Michael Martinek: Im Grunde genommen entscheidet das Gesamtpaket. Sehen wir genügend Potenzial und Qualität in einem Act? Gibt es die Möglichkeit für eine längere Zusammenarbeit? Bietet die Künstlerin bzw. der Künstler etwas für uns Neues? Und natürlich geht es auch um die persönliche Ebene. Will man mit der- oder demjenigen auch einmal gerne auf einen Kaffee gehen? Manchmal kann es auch passieren, dass man einfach zufällig über einen interessanten Act stolpert, den man vorher nicht auf dem Radar gehabt hat.

Gibt es im Rückblick irgendwelche Dinge, die Sie verpasst haben? Gelegenheiten, mit interessanten Künstlerinnen und Künstlern zusammenzuarbeiten, die Sie nicht ergriffen haben?

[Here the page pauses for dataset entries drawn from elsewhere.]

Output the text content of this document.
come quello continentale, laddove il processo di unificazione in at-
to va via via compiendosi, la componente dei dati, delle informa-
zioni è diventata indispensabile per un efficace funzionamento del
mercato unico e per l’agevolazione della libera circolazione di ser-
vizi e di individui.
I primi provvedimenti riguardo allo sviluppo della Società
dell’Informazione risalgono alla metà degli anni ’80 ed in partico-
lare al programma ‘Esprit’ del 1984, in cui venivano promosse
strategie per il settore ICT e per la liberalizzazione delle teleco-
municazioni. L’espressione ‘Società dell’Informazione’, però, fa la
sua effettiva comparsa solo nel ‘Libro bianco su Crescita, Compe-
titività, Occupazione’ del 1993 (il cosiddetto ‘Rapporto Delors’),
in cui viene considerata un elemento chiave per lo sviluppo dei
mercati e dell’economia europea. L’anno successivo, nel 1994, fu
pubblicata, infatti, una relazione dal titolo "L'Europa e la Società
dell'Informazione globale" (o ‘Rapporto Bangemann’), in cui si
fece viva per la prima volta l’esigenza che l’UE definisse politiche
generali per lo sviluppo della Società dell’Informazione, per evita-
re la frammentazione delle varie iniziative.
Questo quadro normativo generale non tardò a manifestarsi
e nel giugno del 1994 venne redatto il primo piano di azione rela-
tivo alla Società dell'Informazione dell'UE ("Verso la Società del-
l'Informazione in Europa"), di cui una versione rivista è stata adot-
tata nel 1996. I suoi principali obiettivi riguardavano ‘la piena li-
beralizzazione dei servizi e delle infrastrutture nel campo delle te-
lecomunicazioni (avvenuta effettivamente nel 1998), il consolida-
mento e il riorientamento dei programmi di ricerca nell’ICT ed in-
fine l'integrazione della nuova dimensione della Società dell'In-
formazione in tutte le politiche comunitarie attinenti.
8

Michael Martinek: Ich muss sagen, dass unser Bauchgefühl eigentlich immer richtig entschieden hat. Wir hatten eigentlich immer das Glück, mit ganz tollen Leuten zusammenzuarbeiten. Was manchmal vorkam, war, dass wir in ein langfristig angelegtes Projekt sehr viel Energie investiert haben, letztlich es mancher Künstlerin bzw. manchen Künstler aber an Biss gefehlt hat, das Ding wirklich bis zum Schluss durchzuziehen. Das war immer ein wenig schade und auch enttäuschend. Aber, wie gesagt, das waren eher wenige Ausnahmen.

Wo sehen Sie „Fabrique Records“ in zehn Jahren? Was erträumen Sie sich?

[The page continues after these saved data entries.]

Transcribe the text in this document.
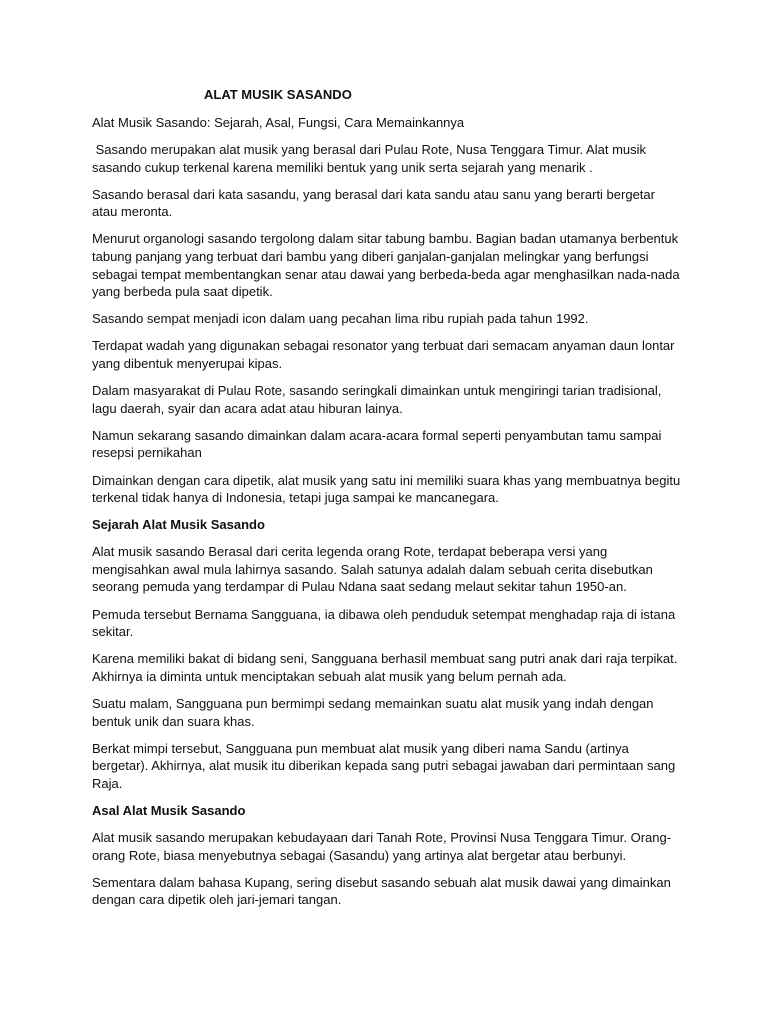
ALAT MUSIK SASANDO

Alat Musik Sasando: Sejarah, Asal, Fungsi, Cara Memainkannya

Sasando merupakan alat musik yang berasal dari Pulau Rote, Nusa Tenggara Timur. Alat musik sasando cukup terkenal karena memiliki bentuk yang unik serta sejarah yang menarik .

Sasando berasal dari kata sasandu, yang berasal dari kata sandu atau sanu yang berarti bergetar atau meronta.

Menurut organologi sasando tergolong dalam sitar tabung bambu. Bagian badan utamanya berbentuk tabung panjang yang terbuat dari bambu yang diberi ganjalan-ganjalan melingkar yang berfungsi sebagai tempat membentangkan senar atau dawai yang berbeda-beda agar menghasilkan nada-nada yang berbeda pula saat dipetik.

Sasando sempat menjadi icon dalam uang pecahan lima ribu rupiah pada tahun 1992.

Terdapat wadah yang digunakan sebagai resonator yang terbuat dari semacam anyaman daun lontar yang dibentuk menyerupai kipas.

Dalam masyarakat di Pulau Rote, sasando seringkali dimainkan untuk mengiringi tarian tradisional, lagu daerah, syair dan acara adat atau hiburan lainya.

Namun sekarang sasando dimainkan dalam acara-acara formal seperti penyambutan tamu sampai resepsi pernikahan

Dimainkan dengan cara dipetik, alat musik yang satu ini memiliki suara khas yang membuatnya begitu terkenal tidak hanya di Indonesia, tetapi juga sampai ke mancanegara.

Sejarah Alat Musik Sasando

Alat musik sasando Berasal dari cerita legenda orang Rote, terdapat beberapa versi yang mengisahkan awal mula lahirnya sasando. Salah satunya adalah dalam sebuah cerita disebutkan seorang pemuda yang terdampar di Pulau Ndana saat sedang melaut sekitar tahun 1950-an.

Pemuda tersebut Bernama Sangguana, ia dibawa oleh penduduk setempat menghadap raja di istana sekitar.

Karena memiliki bakat di bidang seni, Sangguana berhasil membuat sang putri anak dari raja terpikat. Akhirnya ia diminta untuk menciptakan sebuah alat musik yang belum pernah ada.

Suatu malam, Sangguana pun bermimpi sedang memainkan suatu alat musik yang indah dengan bentuk unik dan suara khas.

Berkat mimpi tersebut, Sangguana pun membuat alat musik yang diberi nama Sandu (artinya bergetar). Akhirnya, alat musik itu diberikan kepada sang putri sebagai jawaban dari permintaan sang Raja.

Asal Alat Musik Sasando

Alat musik sasando merupakan kebudayaan dari Tanah Rote, Provinsi Nusa Tenggara Timur. Orang-orang Rote, biasa menyebutnya sebagai (Sasandu) yang artinya alat bergetar atau berbunyi.

Sementara dalam bahasa Kupang, sering disebut sasando sebuah alat musik dawai yang dimainkan dengan cara dipetik oleh jari-jemari tangan.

Michael Martinek: Was ich mit erträume, ist, dass es uns gelingt, drei, vier unserer Artists weltweit in ihren jeweiligen Genres erfolgreich zu positionieren, ihnen zu einem guten Standing zu verhelfen. Mit dem einen oder anderen Act sind wir da mittlerweile auf einem guten Weg. Vor allem im experimentellen Bereich klappt das ganz gut.

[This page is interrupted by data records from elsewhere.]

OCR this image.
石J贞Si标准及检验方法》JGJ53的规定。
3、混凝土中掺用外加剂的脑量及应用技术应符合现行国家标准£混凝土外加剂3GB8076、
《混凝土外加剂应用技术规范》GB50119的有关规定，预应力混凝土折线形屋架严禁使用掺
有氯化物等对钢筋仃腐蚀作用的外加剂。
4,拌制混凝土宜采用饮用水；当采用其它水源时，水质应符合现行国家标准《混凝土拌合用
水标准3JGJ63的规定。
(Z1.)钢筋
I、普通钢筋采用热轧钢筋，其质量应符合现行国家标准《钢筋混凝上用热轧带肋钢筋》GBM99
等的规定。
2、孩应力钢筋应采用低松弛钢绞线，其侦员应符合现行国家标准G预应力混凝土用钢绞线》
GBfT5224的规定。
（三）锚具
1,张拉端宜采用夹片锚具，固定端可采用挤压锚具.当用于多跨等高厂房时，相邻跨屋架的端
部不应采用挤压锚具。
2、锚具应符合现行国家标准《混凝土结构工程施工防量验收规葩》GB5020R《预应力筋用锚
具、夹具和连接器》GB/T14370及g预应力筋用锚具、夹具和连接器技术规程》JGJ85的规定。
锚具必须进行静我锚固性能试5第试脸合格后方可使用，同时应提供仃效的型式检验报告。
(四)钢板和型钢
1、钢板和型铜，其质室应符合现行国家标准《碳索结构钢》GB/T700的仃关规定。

Was in zehn Jahren sein wird, traue ich mich nicht zu sagen. Die Rahmenbedingungen und Geschäftsmodelle ändern sich ja laufend. Aber ich denke, dass wir diesbezüglich ein ganz gutes Gespür haben. Wir haben intuitiv ja gleich zu Beginn auch einen Verlag gegründet, da wir davon überzeugt waren, dass man als kleines Musikunternehmen in einem sich ständig verändernden Marktumfeld nur überleben und erfolgreich sein kann, wenn man Partnern aus der Markenindustrie, Kunst oder auch Filmwirtschaft alles aus einer Hand anbieten kann. Unbürokratische Lizensierungen und künstlerisch hochwertigen „Content“. Einige schöne Kooperationen haben unserem Bauchgefühl rechtgegeben. Sonst gilt es eben, sich den Entwicklungen immer anzupassen. Aber es sollte nicht so weit gehen, dass wir unsere Überzeugungen über Bord werfen müssen.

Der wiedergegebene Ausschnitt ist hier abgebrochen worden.